Parmi les premiers confidents de sa transition, son ami Samuel a justement reçu une éducation non sexiste. Ses parents lui avaient parlé de la transidentité. « Pour moi, être “fille ou garçon” ça change rien. Celui qui dit le contraire je le ban de mes réseaux pendant quinze jours ! » assure l’adolescent. Zoé poursuit : « Il faudrait expliquer la différence entre le genre et le sexe dès le plus jeune âge, comme au Québec.
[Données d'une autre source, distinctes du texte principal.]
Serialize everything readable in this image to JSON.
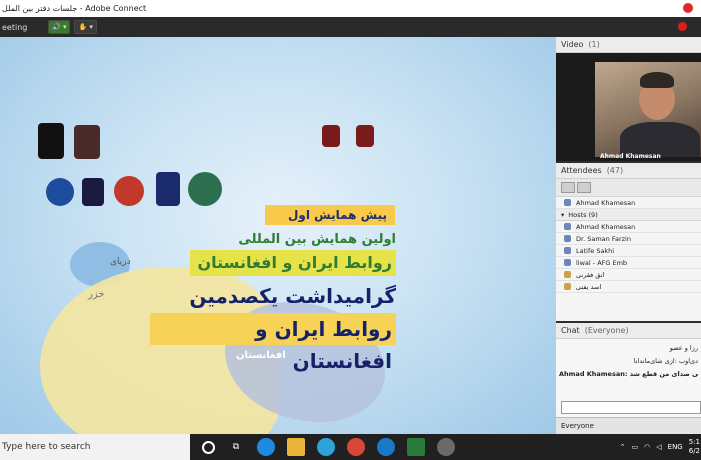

Les préjugés sur ce sujet créent beaucoup de souffrance. »
La partie est-elle gagnée une fois que livres, dessins animés, vêtements et même langage ont été passés au filtre du non-sexisme ? La sociologue Marie Duru-Bellat, auteure de La Tyrannie du genre, n’est pas si optimiste : « Les stéréotypes ne flottent pas dans l’air, ils sont nichés dans tous les recoins de la société. Dans les années 1980, l’Onisep faisait déjà des campagnes “C’est technique, c’est pour elle”, pour diversifier l’orientation des filles. Mais les débouchés ne suivaient pas, les filles qui faisaient mécanique se retrouvaient dans les bureaux des entreprises.” »
« Éduquer, c’est civiliser un enfant, rappelle le sociologue Kevin Ditter. Un individu refait quasiment toute l’histoire en lui, en intériorisant les normes. Tout n’est pas joué, on a fait énormément de progrès en cinquante ans, mais il faut garder à l’esprit que le genre est un système. » L’éducation ne constitue qu’une pièce de l’engrenage.